EtimGovernment has been called upon to stay action pending in the National Assembly concerning the National Cultural Policy until it receives the blessing and input of people from the grassroots, professionals in the culture sector and, perhaps, the people who contributed to the original document, to make a presentation that will reflect a comprehensive view of the culture of the people.

Professor Effiong Etim Johnson, a Professor of Theatre Arts and Director, Centre for Cultural Studies at the University of Uyo, Akwa Ibom State, gave this charge at the Nigerian Institute of International Studies (NIIA), Victoria Island, Lagos on Friday, 15th August, 2014, while delivering a Pre-Convocation Lecture for graduands of the 2012/2013 academic session of the National Institute for Cultural Orientation (NICO) Training School, Lagos.

In the paper, titled, “Repositioning Nigeria’s Cultural Industries for Economic Empowerment and Social Security,” the university don maintained that for Nigeria to make head-way with culture in the country, the grassroots need to make contributions to the Cultural Policy and assemble those who matter professionally and otherwise as well in the sector to brainstorm and bring out what could be universally and nationally accepted as the document that represents their collective interest.

Taking a critical look at the existing Cultural Policy for Nigeria, Johnson regretted that beginning from the onset when the document was made available to Nigerians, as a reference material, it had attracted very serious constructed criticisms.

Further making reference to theatre scholars like Dapo Adelugba, Mike Emeji, Austine Asagba and Sam Ukala, who, in terms of scholarship, experience and practice in the cultural sector, are authorities whose opinions mattered, Johnson said they had, at one point or the other, expressed disappointment with the content of the policy, arguing that about 80 per cent of the original input into the document had been discarded by government.

According to him, more worrisome was the view of Emeji, who had said that not only was the document lacking debt, but that he was worried because of Nigeria’s problem of not implementing its policies; that even when that document may have become something substantial enough, given its antecedent, it may not be implemented as it should be done.

He further disclosed that another scholar, Professor Ayo Akinwale even agreed that the cultural policy should be revisited and after that has been done, government should make bold by implementing it, especially in setting up the Arts Academy and the Endowment Fund for the Arts so that the cultural sector can be given a lease of life to practice.
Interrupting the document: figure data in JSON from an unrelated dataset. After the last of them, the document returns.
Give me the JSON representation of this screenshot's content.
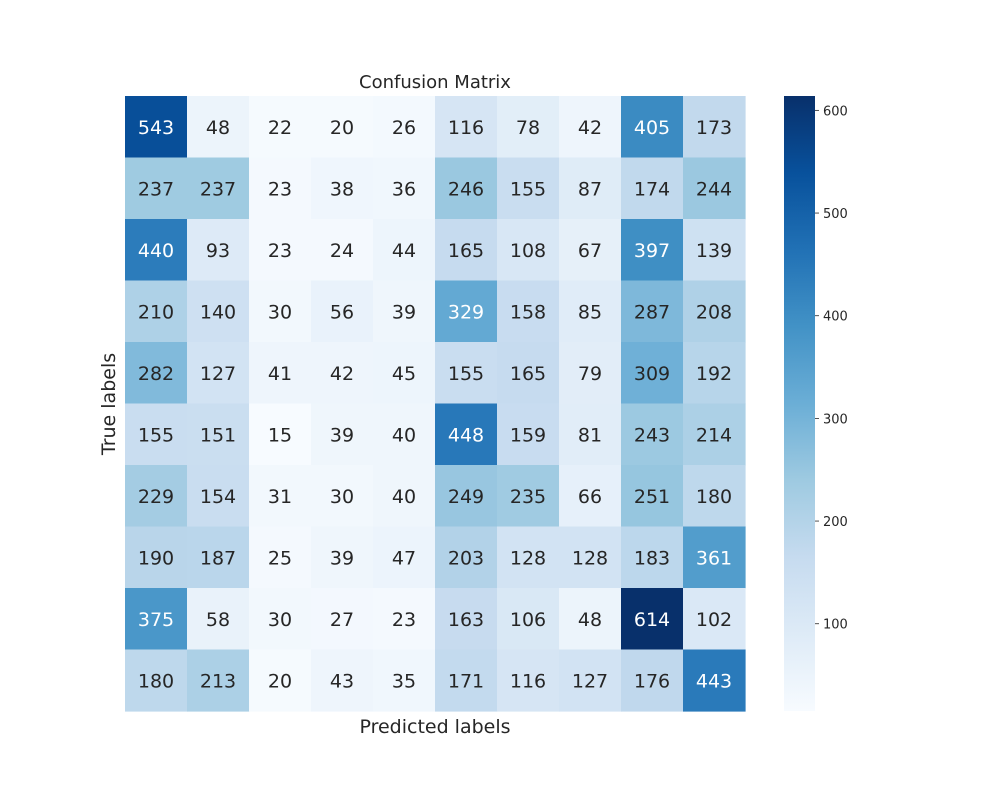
{
  "chart_data": {
    "type": "heatmap",
    "title": "Confusion Matrix",
    "xlabel": "Predicted labels",
    "ylabel": "True labels",
    "colormap": "Blues",
    "colorbar": {
      "min": 15,
      "max": 614,
      "ticks": [
        100,
        200,
        300,
        400,
        500,
        600
      ]
    },
    "show_tick_labels": false,
    "values": [
      [
        543,
        48,
        22,
        20,
        26,
        116,
        78,
        42,
        405,
        173
      ],
      [
        237,
        237,
        23,
        38,
        36,
        246,
        155,
        87,
        174,
        244
      ],
      [
        440,
        93,
        23,
        24,
        44,
        165,
        108,
        67,
        397,
        139
      ],
      [
        210,
        140,
        30,
        56,
        39,
        329,
        158,
        85,
        287,
        208
      ],
      [
        282,
        127,
        41,
        42,
        45,
        155,
        165,
        79,
        309,
        192
      ],
      [
        155,
        151,
        15,
        39,
        40,
        448,
        159,
        81,
        243,
        214
      ],
      [
        229,
        154,
        31,
        30,
        40,
        249,
        235,
        66,
        251,
        180
      ],
      [
        190,
        187,
        25,
        39,
        47,
        203,
        128,
        128,
        183,
        361
      ],
      [
        375,
        58,
        30,
        27,
        23,
        163,
        106,
        48,
        614,
        102
      ],
      [
        180,
        213,
        20,
        43,
        35,
        171,
        116,
        127,
        176,
        443
      ]
    ]
  }
}
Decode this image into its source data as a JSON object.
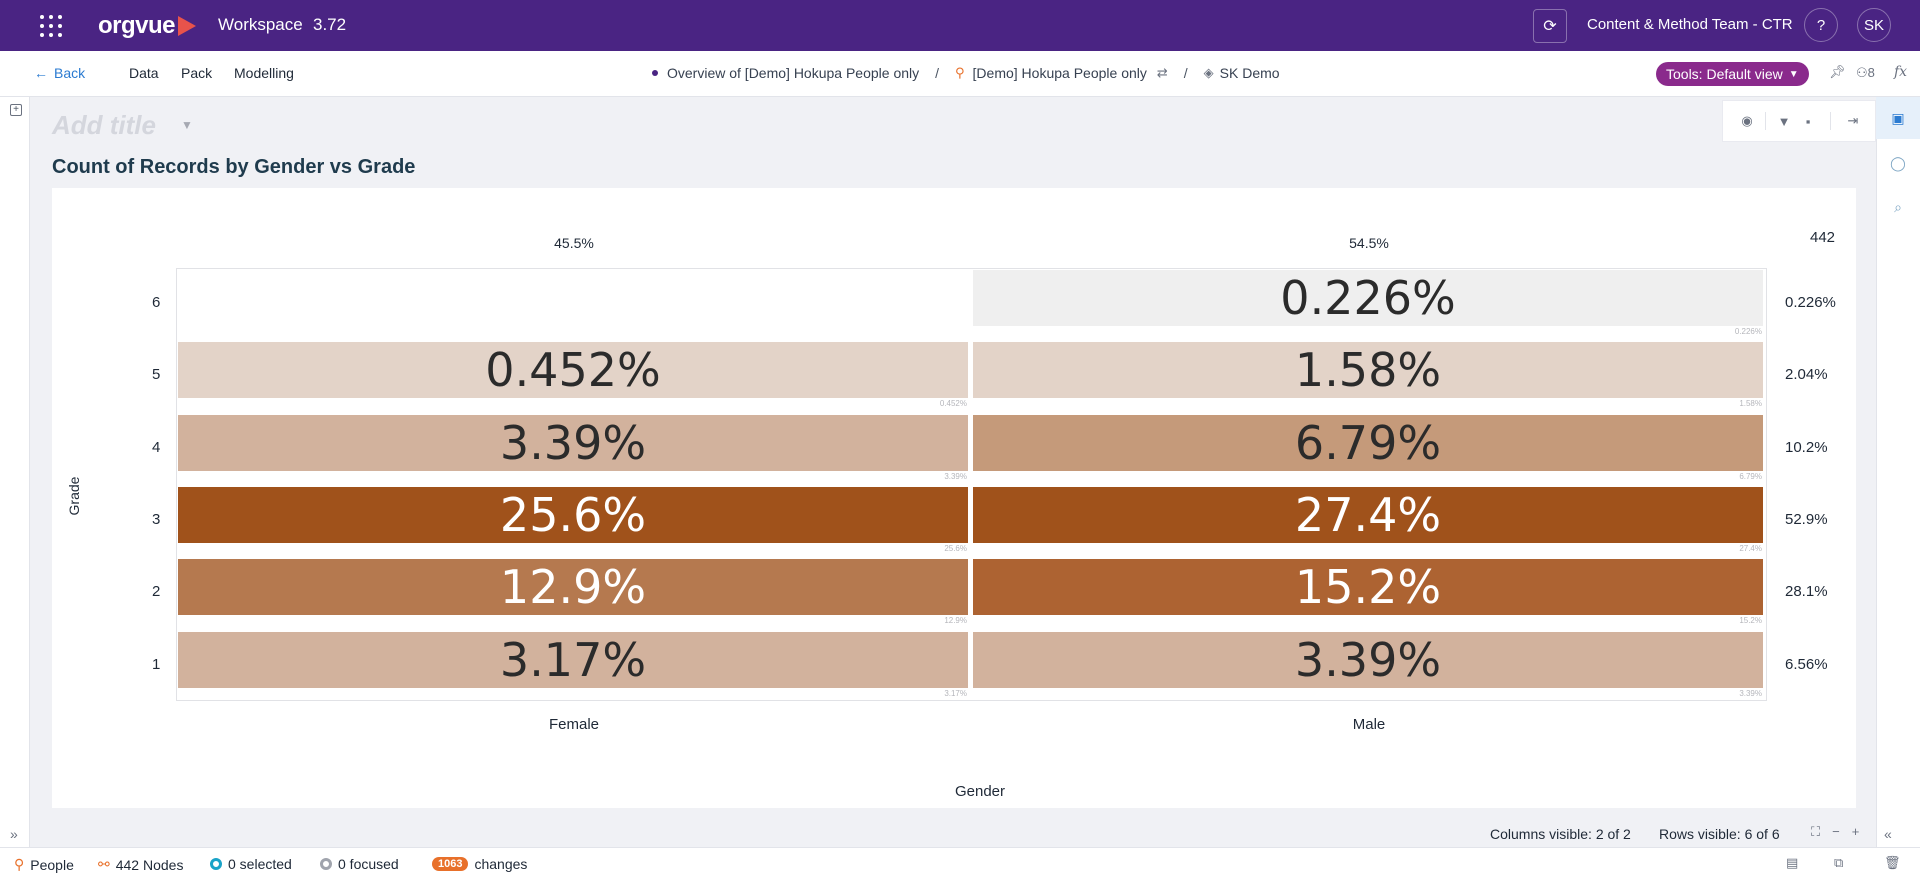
{
  "topbar": {
    "logo": "orgvue",
    "app_name": "Workspace",
    "version": "3.72",
    "team": "Content & Method Team - CTR",
    "help": "?",
    "avatar": "SK"
  },
  "subnav": {
    "back": "Back",
    "menu": [
      "Data",
      "Pack",
      "Modelling"
    ],
    "breadcrumb": {
      "view": "Overview of [Demo] Hokupa People only",
      "dataset": "[Demo] Hokupa People only",
      "workspace": "SK Demo"
    },
    "tools": "Tools: Default view",
    "users_count": "8",
    "fx": "fx"
  },
  "title": {
    "placeholder": "Add title",
    "chart_heading": "Count of Records by Gender vs Grade"
  },
  "chart_data": {
    "type": "heatmap",
    "title": "Count of Records by Gender vs Grade",
    "xlabel": "Gender",
    "ylabel": "Grade",
    "columns": [
      "Female",
      "Male"
    ],
    "column_totals": [
      "45.5%",
      "54.5%"
    ],
    "grand_total": "442",
    "rows": [
      {
        "grade": "6",
        "values": [
          null,
          "0.226%"
        ],
        "row_total": "0.226%"
      },
      {
        "grade": "5",
        "values": [
          "0.452%",
          "1.58%"
        ],
        "row_total": "2.04%"
      },
      {
        "grade": "4",
        "values": [
          "3.39%",
          "6.79%"
        ],
        "row_total": "10.2%"
      },
      {
        "grade": "3",
        "values": [
          "25.6%",
          "27.4%"
        ],
        "row_total": "52.9%"
      },
      {
        "grade": "2",
        "values": [
          "12.9%",
          "15.2%"
        ],
        "row_total": "28.1%"
      },
      {
        "grade": "1",
        "values": [
          "3.17%",
          "3.39%"
        ],
        "row_total": "6.56%"
      }
    ],
    "color_scale": [
      "#efefef",
      "#e3d3c8",
      "#c59a7a",
      "#a0521b"
    ]
  },
  "footer_info": {
    "columns_visible": "Columns visible: 2 of 2",
    "rows_visible": "Rows visible: 6 of 6"
  },
  "statusbar": {
    "people": "People",
    "nodes": "442 Nodes",
    "selected": "0 selected",
    "focused": "0 focused",
    "changes_count": "1063",
    "changes_label": "changes"
  }
}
Noting that although the topic of the lecture suggested economic empowerment and social security as assignment for Nigeria’s cultural industries to carry out, Johnson posited that, no meaningful empowerment can readily take place without educational empowerment.

His words: “Nigerian schools readily fit into cultural industries as they can showcase the nation’s cultural idiosyncrasies, via language, food, fashion, architecture, festivals, hospitality and even curricular, but needs to be repositioned via curricular reviews that teach our values, belief systems, histories, and many artistic, agricultural, architectural and technological endowments.”

“I agree that the curriculum we are using in the primary school has been reviewed but the cultural content of our curricular at the primary school level is too insignificant for a child from your house to really go to school and grab something that is cultural. Not only is the education formatted in the English Language register but there should be an injection into the educational system from the primary school to lay the foundation and create the orientation for our growing up children, culture-wise, so that our children will not lose that genes of where they come from. Nowadays, you discover that some children in the nursery school, their first language is the English Language; and that is not a good position.”

He therefore stressed that research into the indigenous ways of life and occupation should be taken seriously because they have the capacity to engender the birth of cottage industries directly by the universities in collaboration with the private sector, Local, States and Federal Governments, maintaining that the gains of such collaborations could impact positively on social security and economically empower people and the institutions respectively.